Margo Jefferson grew up in Chicago in the 1950s and ’60s. Born to a paediatrician father and a socialite mother, she experienced a particular type of privilege: that of the well-off, educated, black family. Personal experience is interwoven with the history of those Jefferson identifies as belonging to Negroland: Frances Jackson Coppin and Joseph Willson, for example; and cultural commentary on film, television and the media, discussing those black men and women who did appear on and in those mediums and what they came to represent for black communities. Negroland is a superb book which consider the intersections of race, class and gender. It’s a fascinating read and an insight into an underexplored area of society.

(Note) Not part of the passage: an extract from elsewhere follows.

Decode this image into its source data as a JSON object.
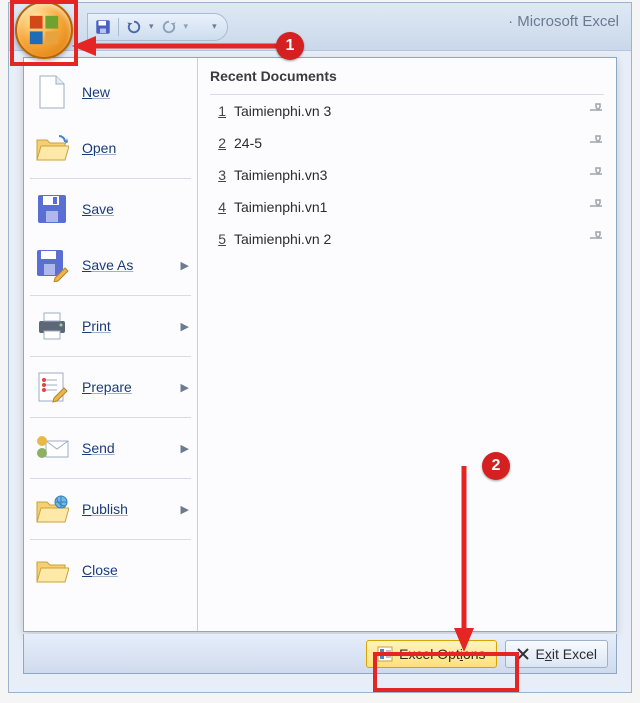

The Argonauts charts Nelson’s relationship with the artist Harry Dodge, including the conception and birth of their son, Iggy, and Dodge’s decision to begin taking testosterone and have top surgery. The Argonauts is not straightforward memoir, it is intellectual argument illuminated by personal experience and supported by academic rigour. It explores love – constructing and maintaining a relationship outside of heteronormativity and maternal love as stepmother and mother (the latter from the point of view of adult child and parent as well as the expectant mother/mother of a young child) – and the body – sex, gender fluidity, pregnancy and birth. Rigorous and fascinating.
The Lonely City – Olivia Laing
Laing examines the idea of being lonely in the busiest place on earth – the city, specifically in her case New York City. Part memoir, part mediation on art, Laing looks at a number of artists who’ve dealt with the theme of loneliness – in their work and often in their private lives too – focusing in on Edward Hopper, Andy Warhol, Henry Darger and David Wojnarowicz. The Lonely City is a fascinating exploration of what loneliness is; how we attempt to stave it off; why some people are consumed by it, and what its relationship to artistic creation might be.